The president actually went to San Antonio de los Baños the day of the protests together with security forces and a group of acolytes to send the message that “the street belongs to the revolutionaries”, in reference to the supporters of the one-party system and centralized economy that has prevailed in Cuba since 1959.
Another repeated argument constantly by the Cuban authorities since 11-J is that the “blocking” is to blame for the economic ruin of Cuba and the protests have been instigated by the Administration of the United States through a sophisticated system of handling of opinions through social networks.
With restricted and strong internet presence police, one of the few events noteworthy that occurred this Sunday in Cuba was an act of government supporters in La Güinera, a lower-class neighborhood in the south of Havana where last monday they took place unrest which resulted in the only officially reported death.
Led by Gerardo Hernández, President of the Committees for the Defense of the Revolution (CDR, the “eyes and ears” of the State in the neighborhoods), Cuban authorities accompanied dozens of partisan neighbors “in support of the Revolution, to Díaz-Canel and to the Party,” as the ex-spy tweeted and member of the famous Cuban “five heroes”.

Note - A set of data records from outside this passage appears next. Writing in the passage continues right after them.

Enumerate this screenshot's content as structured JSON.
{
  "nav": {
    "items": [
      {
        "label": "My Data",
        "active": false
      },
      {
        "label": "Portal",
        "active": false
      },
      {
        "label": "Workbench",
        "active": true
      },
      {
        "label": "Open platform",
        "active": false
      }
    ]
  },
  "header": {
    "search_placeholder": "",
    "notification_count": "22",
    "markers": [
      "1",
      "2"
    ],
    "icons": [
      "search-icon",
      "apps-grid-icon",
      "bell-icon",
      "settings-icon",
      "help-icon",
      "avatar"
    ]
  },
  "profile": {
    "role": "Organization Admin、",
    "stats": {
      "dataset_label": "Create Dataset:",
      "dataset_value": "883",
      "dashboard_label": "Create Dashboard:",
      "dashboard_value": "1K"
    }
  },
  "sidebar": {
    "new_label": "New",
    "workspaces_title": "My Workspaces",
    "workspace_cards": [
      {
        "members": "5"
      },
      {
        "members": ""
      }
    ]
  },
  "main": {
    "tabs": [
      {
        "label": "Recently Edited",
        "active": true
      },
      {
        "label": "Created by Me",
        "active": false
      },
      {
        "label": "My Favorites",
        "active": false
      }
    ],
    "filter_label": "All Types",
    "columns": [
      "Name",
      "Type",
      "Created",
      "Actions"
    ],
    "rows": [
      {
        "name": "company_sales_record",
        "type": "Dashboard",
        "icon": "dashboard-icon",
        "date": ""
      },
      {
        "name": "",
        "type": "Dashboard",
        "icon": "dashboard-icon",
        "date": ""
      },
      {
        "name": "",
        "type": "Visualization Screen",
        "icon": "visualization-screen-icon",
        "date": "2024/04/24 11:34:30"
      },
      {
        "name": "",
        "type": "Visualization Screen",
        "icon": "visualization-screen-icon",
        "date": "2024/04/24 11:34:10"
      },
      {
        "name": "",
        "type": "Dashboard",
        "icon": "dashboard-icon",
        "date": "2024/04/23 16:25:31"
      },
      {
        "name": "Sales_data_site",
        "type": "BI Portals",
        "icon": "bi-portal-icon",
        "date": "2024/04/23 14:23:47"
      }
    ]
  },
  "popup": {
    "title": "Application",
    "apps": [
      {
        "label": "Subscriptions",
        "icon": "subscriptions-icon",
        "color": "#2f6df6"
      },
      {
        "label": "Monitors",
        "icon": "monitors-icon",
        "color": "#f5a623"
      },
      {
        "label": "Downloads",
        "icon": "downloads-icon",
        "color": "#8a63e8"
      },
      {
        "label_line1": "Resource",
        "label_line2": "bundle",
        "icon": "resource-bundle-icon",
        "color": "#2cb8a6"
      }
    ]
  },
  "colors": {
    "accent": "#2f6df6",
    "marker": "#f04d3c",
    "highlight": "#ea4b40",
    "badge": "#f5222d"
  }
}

A day earlier, on Saturday, the Cuban Government took out muscle with a mass event attended by thousands of people (100,000 according to the authorities) in Havana to show their support for the Government and the leader, clothed by his predecessor Raúl Castro.
Meanwhile, organizations and family members denounce that there are still people detained in Cuban prisons for their participation in the protests, with lists ranging from more than one hundred to thousands.
Some of those arrested were released throughout the week and it is unknown how many remain. locked up, since the Government has not offered data.